Those who are not familiar with watchmaking and the tools involved might get all sorts of ideas when someone mentions a vibrating tool. What does it vibrate and why? Well, it doesn't really vibrate anything in the sense you might think. It does not shake and rattle and roll. Hairspring vibrating is something that not many watchmakers today have to do anymore. It is basically forming a functional hairspring for a timepiece from a blank. You get a very high precision coil of flat wire thinner than a human hair and made of exotic materials and you as the watchmaker must cut it to length and form it into a functional hairspring. Sounds simple, right? Well, it isn't. It is in fact one of the most difficult things a watchmaker must be able to do to a very high level of precision. A poorly formed hairspring will result in a poorly running watch.

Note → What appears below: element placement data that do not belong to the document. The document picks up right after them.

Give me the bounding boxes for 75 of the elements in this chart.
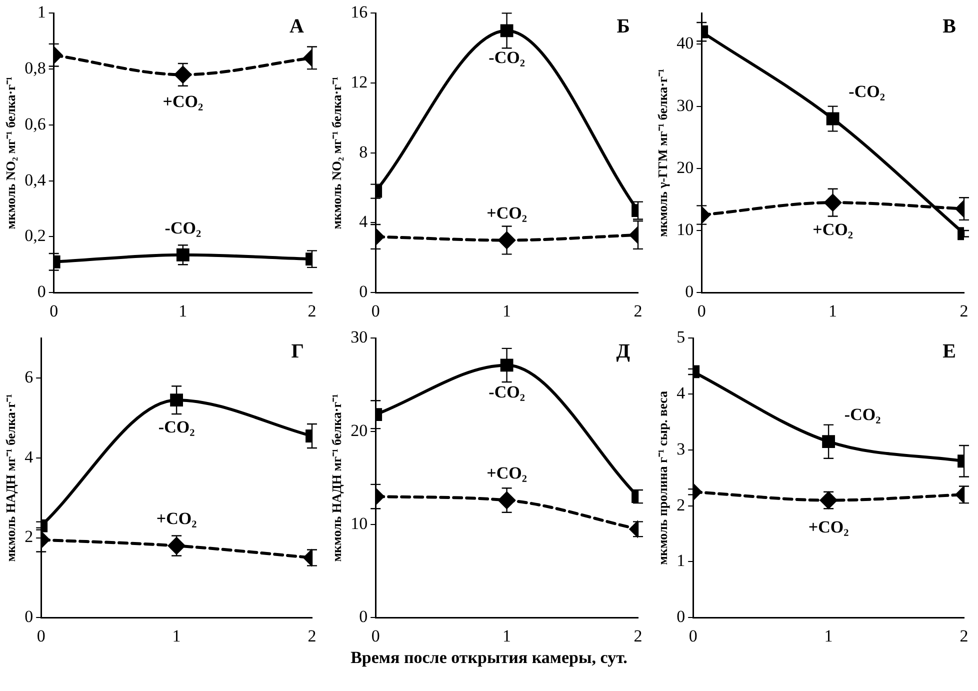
y-tick-label: 1 <box>37 2 46 22</box>
point <box>500 24 514 38</box>
y-tick-label: 1 <box>676 551 686 570</box>
series-label: -CO₂ <box>488 382 525 402</box>
series-label: +CO₂ <box>162 92 204 112</box>
y-tick-label: 0,6 <box>24 114 46 134</box>
x-tick-label: 1 <box>172 626 181 646</box>
y-tick-label: 2 <box>676 495 686 514</box>
x-axis-title: Время после открытия камеры, сут. <box>350 648 628 668</box>
series-label: +CO₂ <box>812 220 853 239</box>
chart-title: В <box>942 15 956 38</box>
x-tick-label: 2 <box>634 301 642 320</box>
chart-title: Б <box>616 15 630 38</box>
y-tick-label: 10 <box>676 220 694 239</box>
y-tick-label: 6 <box>24 368 34 387</box>
y-tick-label: 0 <box>37 282 46 302</box>
chart-title: А <box>290 15 305 38</box>
y-tick-label: 10 <box>350 514 368 533</box>
y-axis-title: мкмоль γ-ГГМ мг⁻¹ белка·г⁻¹ <box>655 68 670 238</box>
x-tick-label: 0 <box>371 301 380 320</box>
x-tick-label: 2 <box>308 626 316 646</box>
series-label: +CO₂ <box>486 204 527 223</box>
chart-title: Е <box>942 340 956 362</box>
y-tick-label: 0 <box>685 282 694 302</box>
y-tick-label: 0,4 <box>24 170 46 190</box>
y-tick-label: 4 <box>24 447 34 466</box>
x-tick-label: 2 <box>634 626 642 646</box>
y-tick-label: 0 <box>676 607 686 626</box>
y-tick-label: 2 <box>24 527 34 546</box>
series-label: -CO₂ <box>164 218 202 238</box>
x-tick-label: 1 <box>824 626 833 646</box>
series-label: -CO₂ <box>158 417 195 436</box>
y-tick-label: 0 <box>359 607 368 626</box>
y-tick-label: 20 <box>676 158 694 177</box>
y-tick-label: 4 <box>359 212 368 232</box>
x-tick-label: 1 <box>178 301 188 320</box>
y-axis-title: мкмоль НАДН мг⁻¹ белка·г⁻¹ <box>329 394 344 562</box>
series-label: +CO₂ <box>808 518 849 537</box>
x-tick-label: 2 <box>960 301 968 320</box>
y-tick-label: 0,8 <box>24 58 46 78</box>
series-label: -CO₂ <box>844 404 881 424</box>
x-tick-label: 0 <box>371 626 380 646</box>
y-axis-title: мкмоль NO₂ мг⁻¹ белка·г⁻¹ <box>3 76 18 230</box>
x-tick-label: 1 <box>502 301 512 320</box>
point <box>500 358 514 372</box>
y-tick-label: 0,2 <box>24 226 46 246</box>
x-tick-label: 1 <box>502 626 512 646</box>
series-label: +CO₂ <box>486 464 527 483</box>
y-axis-title: мкмоль НАДН мг⁻¹ белка·г⁻¹ <box>3 394 18 562</box>
y-axis-title: мкмоль NO₂ мг⁻¹ белка·г⁻¹ <box>329 76 344 230</box>
y-tick-label: 40 <box>676 34 694 53</box>
chart-title: Д <box>616 340 630 362</box>
chart-title: Г <box>291 340 304 362</box>
x-tick-label: 0 <box>697 301 706 320</box>
y-tick-label: 30 <box>350 328 368 347</box>
point <box>170 394 183 407</box>
x-tick-label: 1 <box>828 301 838 320</box>
series-label: +CO₂ <box>156 509 197 528</box>
y-tick-label: 0 <box>359 282 368 302</box>
x-tick-label: 2 <box>960 626 968 646</box>
y-tick-label: 16 <box>350 2 368 22</box>
y-tick-label: 20 <box>350 420 368 440</box>
y-tick-label: 30 <box>676 96 694 115</box>
y-axis-title: мкмоль пролина г⁻¹ сыр. веса <box>655 390 670 565</box>
y-tick-label: 5 <box>676 328 686 347</box>
x-tick-label: 0 <box>50 301 58 320</box>
y-tick-label: 8 <box>359 142 368 162</box>
y-tick-label: 4 <box>676 384 686 403</box>
series-label: -CO₂ <box>848 82 885 102</box>
y-tick-label: 3 <box>676 439 686 458</box>
y-tick-label: 12 <box>350 72 368 92</box>
series-label: -CO₂ <box>488 48 525 68</box>
y-tick-label: 0 <box>24 607 34 626</box>
point <box>826 112 840 126</box>
x-tick-label: 2 <box>308 301 316 320</box>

This tool is called a hairspring vibrating tool and the idea is that you have a reference platform which will oscillate at a certain frequency and it is your job to make your balance wheel and hairspring combination oscillate at the same frequency. These platforms come in different oscillating frequencies, usually 18000, 21600 and 28800 beats per hour which are the most common frequencies for watches today.
I bought one of these platforms from a second hand tool shop in Switzerland but it was broken. one of the pivots of the balance staff had snapped. So, long story short, I made a new one.